What would a large imbalance of protons and electrons actually do? Over on worldbuild.se there have occasionally been questions where the answer is that there would be a sudden large imbalance between the number of protons and electrons. The answers have also stated that the results would be apocalyptic to a degree that I find unintuitive (and it's quite possible that I just don't have good intuition for the electromagnetic force). This is the most recent, and it states that the magnetic force caused by having $4\cdot10^{25}$ extra electrons on Earth would be enough to rip apart the sun. This comes from removing a proton from each atom in 4 kg of iron, and if we instead had 4 kg of antimatter we'd get $E=mc^2=8\cdot c^2=7.19e17 J$, which is comparable to the explosion of Krakatoa. Bad, but nowhere near enough to rip apart the Earth, let alone the sun.
So what would actually happen with a sudden, very large imbalance between protons and electrons in an area? Would the resulting electromagnetic force really result in more energy delivered than if the mass had been converted into antimatter?
 A: The claim that it could rip apart the sun is totally false.  This is equivalent to a pretty standard textbook problem: what happens to a conducting sphere when placed in an electric field?  Sure, at first the protons and electrons move relative to each other, but that builds up a field that counteracts the applied field extremely quickly.  In practice, the sun's electrons would move an immeasurable amount towards the earth, at which point they'd cancel out the applied field.  I'm too lazy to work it out, but if you asked me if it were bigger or smaller than a Planck length, I'd probably take the under.

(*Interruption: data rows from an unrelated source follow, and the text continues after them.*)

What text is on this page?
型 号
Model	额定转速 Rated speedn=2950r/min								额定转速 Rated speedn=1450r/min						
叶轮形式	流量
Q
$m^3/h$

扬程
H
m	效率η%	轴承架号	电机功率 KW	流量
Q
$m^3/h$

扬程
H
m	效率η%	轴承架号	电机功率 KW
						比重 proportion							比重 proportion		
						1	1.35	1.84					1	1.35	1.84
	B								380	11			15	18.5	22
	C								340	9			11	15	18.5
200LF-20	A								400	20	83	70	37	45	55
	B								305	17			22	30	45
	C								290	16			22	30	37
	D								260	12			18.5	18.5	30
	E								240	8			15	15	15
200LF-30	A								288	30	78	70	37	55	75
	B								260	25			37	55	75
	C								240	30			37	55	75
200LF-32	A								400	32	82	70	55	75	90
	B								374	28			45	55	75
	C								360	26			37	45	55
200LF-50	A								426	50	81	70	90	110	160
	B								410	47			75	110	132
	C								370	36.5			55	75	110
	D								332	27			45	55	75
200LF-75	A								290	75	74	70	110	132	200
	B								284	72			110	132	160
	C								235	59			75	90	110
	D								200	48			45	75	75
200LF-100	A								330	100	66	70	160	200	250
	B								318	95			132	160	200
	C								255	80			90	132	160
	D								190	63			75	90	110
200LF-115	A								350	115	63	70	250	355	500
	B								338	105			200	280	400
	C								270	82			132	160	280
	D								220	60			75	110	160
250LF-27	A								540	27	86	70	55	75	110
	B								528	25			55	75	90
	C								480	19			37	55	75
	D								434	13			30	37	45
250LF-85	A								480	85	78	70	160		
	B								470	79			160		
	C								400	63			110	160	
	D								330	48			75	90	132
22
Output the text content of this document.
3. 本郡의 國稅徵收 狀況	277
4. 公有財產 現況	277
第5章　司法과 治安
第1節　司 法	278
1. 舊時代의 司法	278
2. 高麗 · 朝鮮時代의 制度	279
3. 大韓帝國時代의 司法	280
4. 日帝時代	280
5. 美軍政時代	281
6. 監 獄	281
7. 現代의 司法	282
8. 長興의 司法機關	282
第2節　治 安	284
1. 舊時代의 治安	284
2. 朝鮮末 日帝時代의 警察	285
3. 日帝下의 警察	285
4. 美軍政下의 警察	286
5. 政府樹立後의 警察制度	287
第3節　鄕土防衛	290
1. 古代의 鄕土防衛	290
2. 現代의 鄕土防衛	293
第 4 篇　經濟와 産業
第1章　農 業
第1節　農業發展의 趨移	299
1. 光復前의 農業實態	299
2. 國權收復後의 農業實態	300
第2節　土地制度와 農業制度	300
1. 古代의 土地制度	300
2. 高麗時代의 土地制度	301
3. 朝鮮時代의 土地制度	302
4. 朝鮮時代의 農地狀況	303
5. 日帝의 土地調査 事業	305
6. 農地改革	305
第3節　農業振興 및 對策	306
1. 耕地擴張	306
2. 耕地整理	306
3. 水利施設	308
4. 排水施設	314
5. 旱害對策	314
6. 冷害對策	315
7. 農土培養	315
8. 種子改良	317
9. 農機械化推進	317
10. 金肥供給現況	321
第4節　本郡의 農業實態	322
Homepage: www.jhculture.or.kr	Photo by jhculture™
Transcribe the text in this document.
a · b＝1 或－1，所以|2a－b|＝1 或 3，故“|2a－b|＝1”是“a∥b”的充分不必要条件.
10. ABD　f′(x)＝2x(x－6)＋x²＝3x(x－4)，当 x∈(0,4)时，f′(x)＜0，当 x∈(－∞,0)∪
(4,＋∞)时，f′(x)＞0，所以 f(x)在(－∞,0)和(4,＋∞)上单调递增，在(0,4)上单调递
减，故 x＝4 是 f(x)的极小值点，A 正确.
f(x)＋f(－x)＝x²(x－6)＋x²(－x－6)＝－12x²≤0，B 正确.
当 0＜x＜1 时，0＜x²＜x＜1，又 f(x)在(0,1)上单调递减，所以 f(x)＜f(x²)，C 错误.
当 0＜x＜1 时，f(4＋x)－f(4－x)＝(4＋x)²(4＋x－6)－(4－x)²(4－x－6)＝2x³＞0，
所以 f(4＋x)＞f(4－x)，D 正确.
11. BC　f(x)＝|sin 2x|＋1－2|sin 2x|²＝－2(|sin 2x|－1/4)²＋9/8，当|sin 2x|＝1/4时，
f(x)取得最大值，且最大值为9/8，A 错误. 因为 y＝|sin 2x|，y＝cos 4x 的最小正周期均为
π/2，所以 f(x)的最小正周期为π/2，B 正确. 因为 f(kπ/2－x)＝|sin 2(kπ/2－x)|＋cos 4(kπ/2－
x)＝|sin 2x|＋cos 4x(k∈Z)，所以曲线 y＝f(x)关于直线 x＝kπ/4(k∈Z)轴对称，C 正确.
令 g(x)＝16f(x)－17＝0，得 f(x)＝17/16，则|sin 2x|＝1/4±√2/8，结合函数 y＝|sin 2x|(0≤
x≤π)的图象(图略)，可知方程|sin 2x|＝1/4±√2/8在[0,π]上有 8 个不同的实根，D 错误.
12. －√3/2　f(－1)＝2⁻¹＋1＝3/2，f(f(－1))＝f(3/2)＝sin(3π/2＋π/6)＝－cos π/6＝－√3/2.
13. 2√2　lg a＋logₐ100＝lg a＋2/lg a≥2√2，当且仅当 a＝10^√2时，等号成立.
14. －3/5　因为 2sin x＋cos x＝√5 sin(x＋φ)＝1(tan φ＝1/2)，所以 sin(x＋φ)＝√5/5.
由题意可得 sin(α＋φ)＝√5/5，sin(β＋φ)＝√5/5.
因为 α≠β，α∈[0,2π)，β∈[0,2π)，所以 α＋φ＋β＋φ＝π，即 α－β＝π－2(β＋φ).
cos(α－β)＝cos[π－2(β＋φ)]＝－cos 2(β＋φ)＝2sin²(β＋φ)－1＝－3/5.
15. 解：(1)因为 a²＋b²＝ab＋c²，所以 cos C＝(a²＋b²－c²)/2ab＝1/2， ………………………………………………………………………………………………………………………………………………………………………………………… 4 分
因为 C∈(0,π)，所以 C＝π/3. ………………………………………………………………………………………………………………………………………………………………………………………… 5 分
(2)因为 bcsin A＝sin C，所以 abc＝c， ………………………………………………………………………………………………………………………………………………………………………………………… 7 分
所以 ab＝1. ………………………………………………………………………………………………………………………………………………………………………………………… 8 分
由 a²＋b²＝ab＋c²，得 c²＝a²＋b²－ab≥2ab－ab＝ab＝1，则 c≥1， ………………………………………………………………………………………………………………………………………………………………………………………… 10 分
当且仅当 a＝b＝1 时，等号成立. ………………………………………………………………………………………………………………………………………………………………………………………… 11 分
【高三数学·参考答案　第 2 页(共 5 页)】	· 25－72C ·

For energy, you're turning the Earth into a spherical shell of charge, which has stored energy $\frac{Q^2}{8\pi \epsilon_0 r}$.  Plugging in, this gives ~3e16 J, or the equivalent of the rest mass of ~0.3 kg.  Note that there is nothing wrong with electrostatic energy being larger than the rest mass, though - the energy is stored in the field, and it's perfectly reasonable for it to take a lot more work to move an electron towards other electrons than the electron has rest mass.  If you ever let the electron go, it would fly away at relativistic speeds, but that's allowed.  My favorite example here is the Van de Graaff generator at the Boston Museum of Science, which builds up potentials of ~2 million volts. Since the rest mass of an electron is half an MeV, that means it takes 4 times the rest mass of an electron of work to add each electron to the generator once it's charged.